Now, many Iranian activists are understandably worried that the lack of follow-through, in that case, will become a model for others. They are also worried that such concessions will further reinforce Tehran’s already outsized sense of impunity in matters related to terrorism and human rights. In fact, an Iranian media outlet that is run by the regime’s Revolutionary Guard Corps provided strong evidence that the regime had already been emboldened to accelerate its malign activities, on the expectation that it will face few consequences on the world stage.

On July 27, Fars News Agency published an article explicitly advocating for military strikes on an Iranian expatriate community in Albania. The article boasted of “Iran’s capacity for offensive drones and ballistic missiles to hit the MKO headquarters in Albania,” and argued that there is “no legal prohibition” against a strike on the pro-democracy opposition group, the People’s Mojahedin Organization of Iran (PMOI, or MEK).
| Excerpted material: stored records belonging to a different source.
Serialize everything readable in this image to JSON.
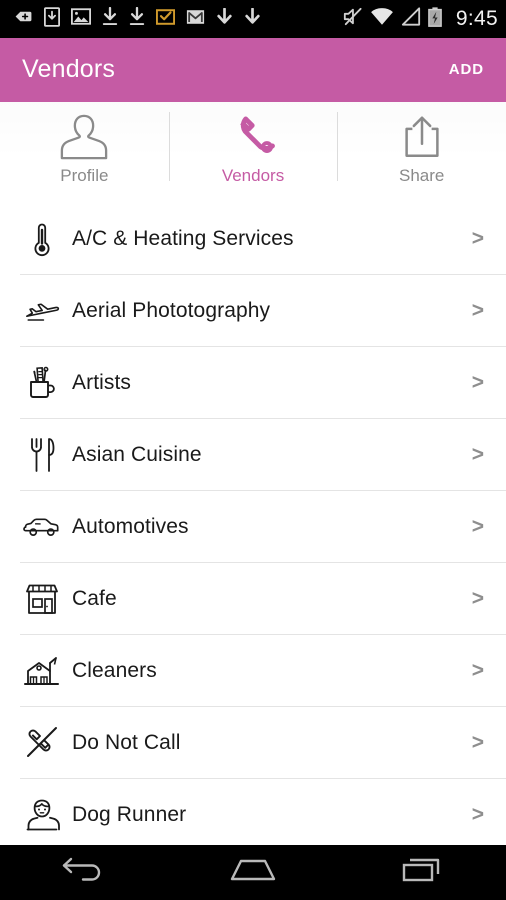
{
  "statusbar": {
    "time": "9:45",
    "left_icons": [
      {
        "name": "app-install-tag-icon"
      },
      {
        "name": "download-to-device-icon"
      },
      {
        "name": "image-download-icon"
      },
      {
        "name": "download-arrow-icon"
      },
      {
        "name": "download-arrow-icon-2"
      },
      {
        "name": "email-check-icon"
      },
      {
        "name": "gmail-icon"
      },
      {
        "name": "download-arrow-icon-3"
      },
      {
        "name": "download-arrow-icon-4"
      }
    ],
    "right_icons": [
      {
        "name": "volume-muted-icon"
      },
      {
        "name": "wifi-icon"
      },
      {
        "name": "cell-signal-icon"
      },
      {
        "name": "battery-charging-icon"
      }
    ]
  },
  "actionbar": {
    "title": "Vendors",
    "add_label": "ADD",
    "background": "#c55ba4"
  },
  "tabs": [
    {
      "label": "Profile",
      "icon": "profile-icon",
      "active": false
    },
    {
      "label": "Vendors",
      "icon": "wrench-icon",
      "active": true
    },
    {
      "label": "Share",
      "icon": "share-icon",
      "active": false
    }
  ],
  "list": {
    "chevron": ">",
    "items": [
      {
        "label": "A/C & Heating Services",
        "icon": "thermometer-icon"
      },
      {
        "label": "Aerial Phototography",
        "icon": "airplane-icon"
      },
      {
        "label": "Artists",
        "icon": "pencil-cup-icon"
      },
      {
        "label": "Asian Cuisine",
        "icon": "fork-knife-icon"
      },
      {
        "label": "Automotives",
        "icon": "car-icon"
      },
      {
        "label": "Cafe",
        "icon": "storefront-icon"
      },
      {
        "label": "Cleaners",
        "icon": "house-icon"
      },
      {
        "label": "Do Not Call",
        "icon": "phone-crossed-icon"
      },
      {
        "label": "Dog Runner",
        "icon": "person-bust-icon"
      }
    ]
  },
  "navbar": {
    "buttons": [
      {
        "name": "back-button",
        "icon": "back-arrow-icon"
      },
      {
        "name": "home-button",
        "icon": "home-icon"
      },
      {
        "name": "recents-button",
        "icon": "recent-apps-icon"
      }
    ]
  }
}
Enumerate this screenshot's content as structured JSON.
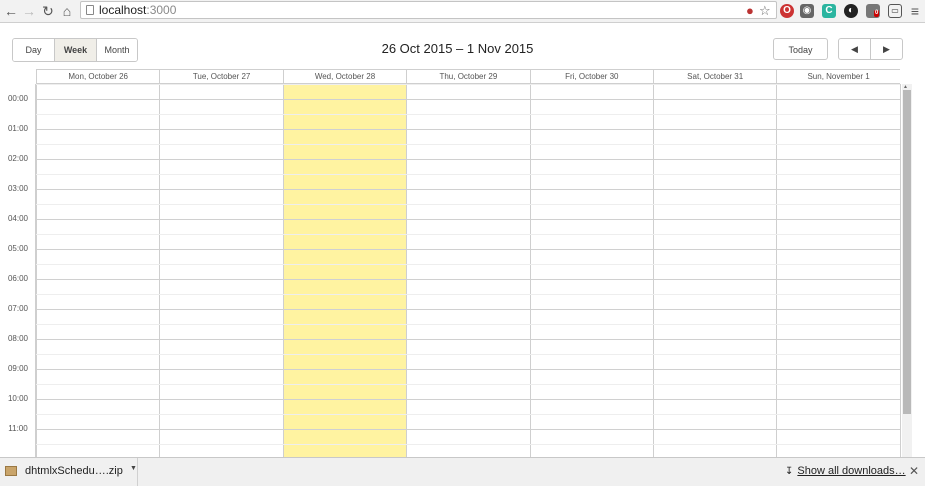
{
  "browser": {
    "url_host": "localhost",
    "url_port": ":3000",
    "icons": {
      "back": "arrow-left-icon",
      "forward": "arrow-right-icon",
      "reload": "reload-icon",
      "home": "home-icon",
      "star": "star-icon",
      "menu": "hamburger-menu-icon"
    },
    "ext_badge": "0",
    "ext_c_label": "C"
  },
  "scheduler": {
    "views": [
      {
        "label": "Day",
        "active": false
      },
      {
        "label": "Week",
        "active": true
      },
      {
        "label": "Month",
        "active": false
      }
    ],
    "date_range": "26 Oct 2015 – 1 Nov 2015",
    "today_label": "Today",
    "prev_label": "◀",
    "next_label": "▶",
    "days": [
      {
        "label": "Mon, October 26",
        "today": false
      },
      {
        "label": "Tue, October 27",
        "today": false
      },
      {
        "label": "Wed, October 28",
        "today": true
      },
      {
        "label": "Thu, October 29",
        "today": false
      },
      {
        "label": "Fri, October 30",
        "today": false
      },
      {
        "label": "Sat, October 31",
        "today": false
      },
      {
        "label": "Sun, November 1",
        "today": false
      }
    ],
    "hours": [
      "00:00",
      "01:00",
      "02:00",
      "03:00",
      "04:00",
      "05:00",
      "06:00",
      "07:00",
      "08:00",
      "09:00",
      "10:00",
      "11:00"
    ],
    "colors": {
      "today_column": "#fff3a1",
      "grid_line": "#d0d0d0"
    }
  },
  "downloads": {
    "file_name": "dhtmlxSchedu….zip",
    "show_all": "Show all downloads…"
  }
}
Countless activists and ordinary citizens decried Raisi as the “butcher of Tehran”, referencing both his leadership of the federal judiciary during a 2019 crackdown that killed 1,500 people and his particularly prominent role in the 1988 massacre. Noury’s prosecution led to much speculation about Raisi having a similar outcome in any nation willing to invoke universal jurisdiction to arrest him after he traveled there. But around the same time, doubt set in as it became clear that Western powers had little real interest in pursuing such accountability for those officials who were ultimately responsible for the terrorist plot against the NCRI’s gathering in France. In fact, the United Nations and its host nation, the United States are about to invite Raisi to address the UN General Assembly in September.
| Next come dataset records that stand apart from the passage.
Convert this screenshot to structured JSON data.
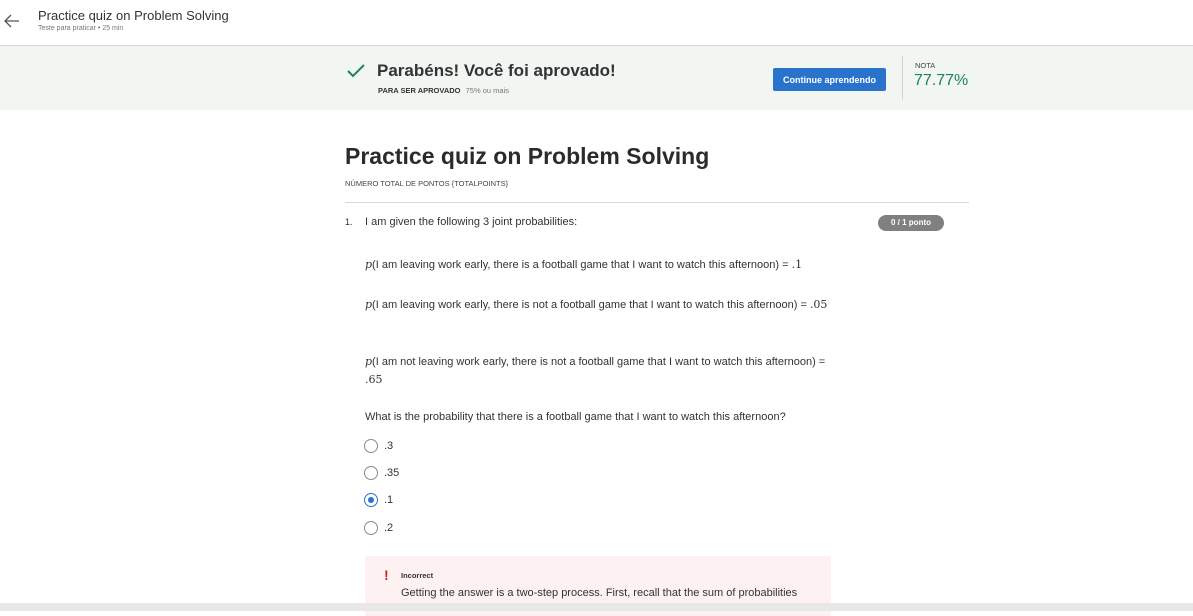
{
  "header": {
    "title": "Practice quiz on Problem Solving",
    "subtitle": "Teste para praticar • 25 min",
    "back_icon": "arrow-left-icon"
  },
  "banner": {
    "message": "Parabéns! Você foi aprovado!",
    "pass_label": "PARA SER APROVADO",
    "pass_value": "75% ou mais",
    "continue_button": "Continue aprendendo",
    "grade_label": "NOTA",
    "grade_value": "77.77%",
    "icon": "check-icon",
    "accent_color": "#1f8354"
  },
  "quiz": {
    "title": "Practice quiz on Problem Solving",
    "total_points": "NÚMERO TOTAL DE PONTOS {TOTALPOINTS}"
  },
  "question": {
    "number": "1.",
    "text": "I am given the following 3 joint probabilities:",
    "points": "0 / 1 ponto",
    "probabilities": [
      {
        "p": "p",
        "text": "(I am leaving work early, there is a football game that I want to watch this afternoon) = ",
        "value": ".1"
      },
      {
        "p": "p",
        "text": "(I am leaving work early, there is not a football game that I want to watch this afternoon) = ",
        "value": ".05"
      },
      {
        "p": "p",
        "text": "(I am not leaving work early, there is not a football game that I want to watch this afternoon) = ",
        "value": ".65"
      }
    ],
    "prompt": "What is the probability that there is a football game that I want to watch this afternoon?",
    "options": [
      {
        "label": ".3",
        "selected": false
      },
      {
        "label": ".35",
        "selected": false
      },
      {
        "label": ".1",
        "selected": true
      },
      {
        "label": ".2",
        "selected": false
      }
    ],
    "feedback": {
      "icon": "exclamation-icon",
      "title": "Incorrect",
      "text": "Getting the answer is a two-step process. First, recall that the sum of probabilities"
    }
  }
}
The lack of international accountability was surely a significant contributor to many subsequent abuses and crimes perpetrated by Iranian authorities, including the mass shootings of peaceful protesters in November 2019.

In turn, the international community remained relatively silent on that more recent crime against humanity, too. This presumably gave Khamenei an incentive to follow through on his decision to appoint Raisi as the country’s new president. Many of Raisi’s former victims and their advocates were quick to warn that his administration would oversee a surge in virtually all of the clerical regime’s malign activities. Now, one year after Raisi’s leadership, it could hardly be any clearer that these warnings were well-founded.

The regime has openly threatened and has also taken steps to assassinate US officials and citizens. To pressure the US for more concessions during the nuclear talks, Iranian state officials and media boasted about producing nuclear bombs and some even praised a terror attack against the British author Salman Rushdie in New York.

The open threat against Ashraf 3 is only the latest example of that, albeit arguably the most shocking from a Western perspective. Its potential to directly impact Europe should prompt the EU and its allies to act swiftly to weaken the regime’s sense of impunity. But Raisi’s history of human rights abuses, both old and new, should have already prompted such action, which could take the form of more comprehensive and coordinated economic sanctions, the expulsion of Iranian diplomats (and potential terrorists), and declarations of formal support for the expatriate communities and pro-democracy organizations that Tehran is so eager to destroy.

Numerous Western policymakers have already committed to that support, as evidenced by their visits to Ashraf 3. They have also recognized that the regime’s obsession with justifying attacks on the MEK is the product of growing fear of that group’s social influence inside Iran, and its potential to seriously challenge the regime’s hold on power. These things have become increasingly apparent in recent years, with Iran undergoing several anti-government uprisings since the end of 2017.

The international community must seriously explore ways of supporting those uprisings and promoting their ultimate goal of regime change. The only other alternative is to go on appeasing the existing regime, at the risk of inviting military strikes and terrorist attacks on Western soil. Sitting on the sidelines is no longer an option.